Women often are assaulted when they leave the camps to forage or search for firewood.

Since 2003, at least 200,000 people by UN estimates have been killed in Sudan's Darfur region, and more than two million have been displaced. Unfortunately, 2006 brought the crisis to new depths as the ethnic violence continued and spread into neighboring Chad. The number of refugees and internally displaced has grown, heightening concerns about destabilization in Chad and the Central African Republic.

As of late November, the UN High Commissioner for Refugees (UNHCR) reported there were 218,000 refugees from Darfur in 12 camps in eastern Chad, up from 200,000 refugees in 11 camps in late 2004. To date, the camps themselves have not been attacked. Their residents, especially women, often are assaulted when they leave the camps to forage or search for firewood.

In addition, UNHCR reports that more than 90,000 people have been internally displaced in eastern Chad itself, at least 15,000 of them since the beginning of November. Sudanese militias attacked Chadians living near the border earlier this year, forcing some to flee to Darfur, but now non-Arab Chadians as far as 60 miles from the border reportedly have been attacked by Chadian Arabs. The Chadian government believes Sudan has encouraged interethnic conflict in eastern Chad and supported the Chadian rebellion.

The Sudanese government has long been accused of arming local militias called Janjaweed to attack villages belonging primarily to the Fur, Zaghawa, and Massalit tribes, who the government suspects of supporting rebel groups. Khartoum also bombed civilians in northwestern Darfur and Chad this fall, killing and injuring hundreds, according to a Human Rights Watch alert published in November.

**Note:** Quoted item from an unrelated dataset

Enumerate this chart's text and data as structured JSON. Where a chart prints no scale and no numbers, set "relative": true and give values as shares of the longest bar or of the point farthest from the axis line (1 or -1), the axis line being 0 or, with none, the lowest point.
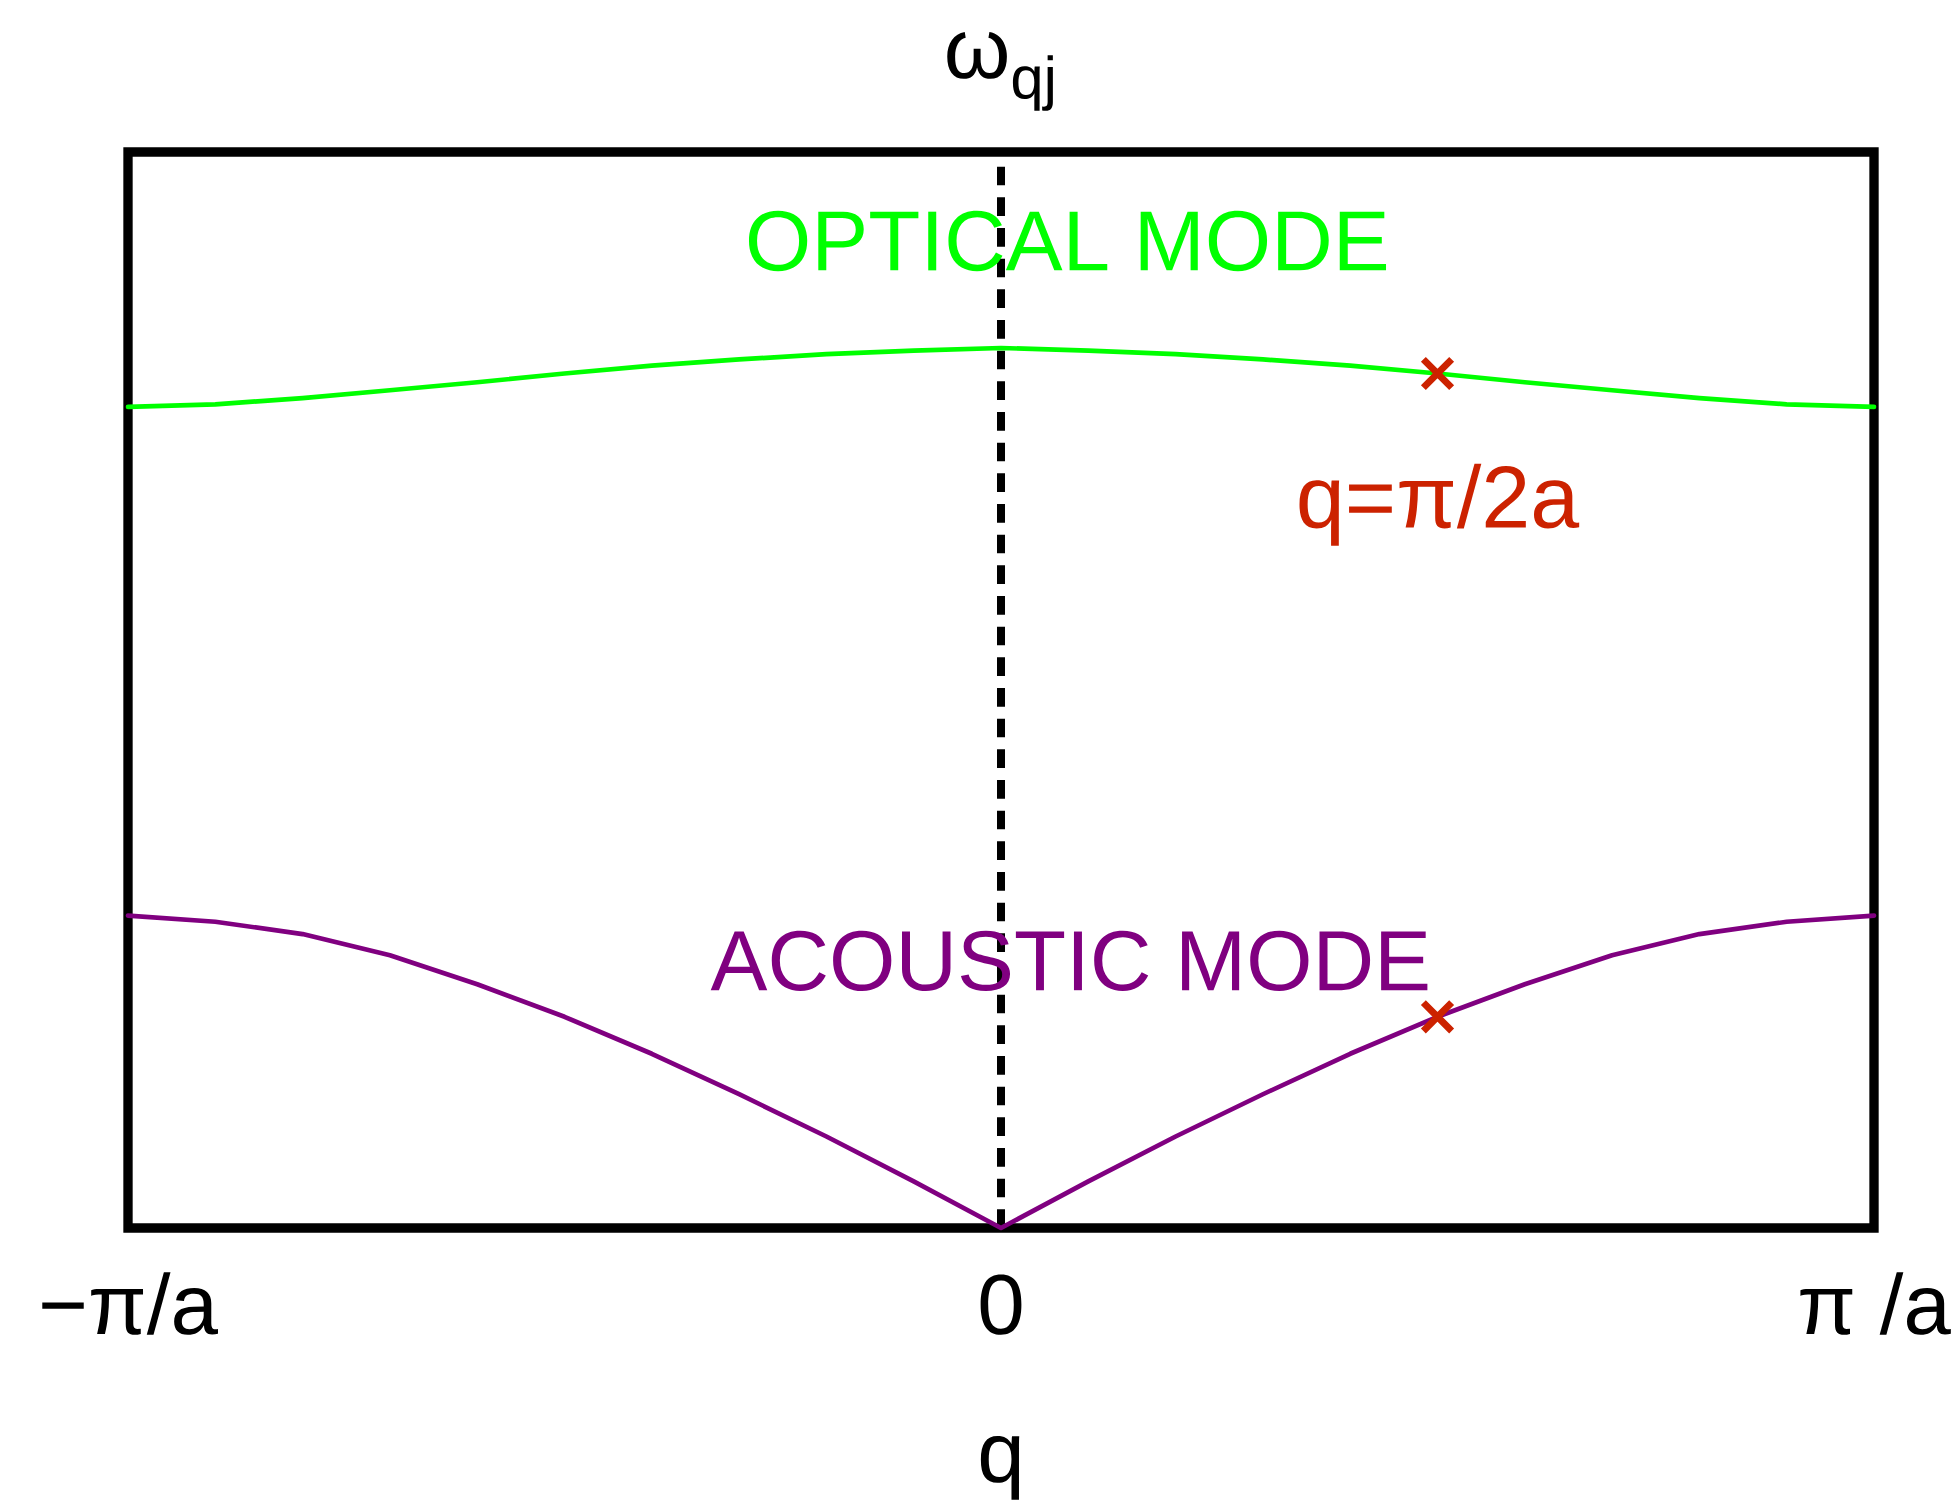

There are only 7,000 African Union peacekeepers in Sudan to separate the combatants. The Sudanese government initially refused to allow UN peacekeepers into the country despite a UN Security Council Resolution calling for such a deployment. However, in November, President Omar al-Bashir agreed to allow a mixed UN-African Union force of up to 20,000 troops, though Khartoum has made it clear that UN troops will only be allowed to assist the African force.

The bottom line for Sudanese refugees and internally displaced Chadians: they will not likely be going home anytime soon.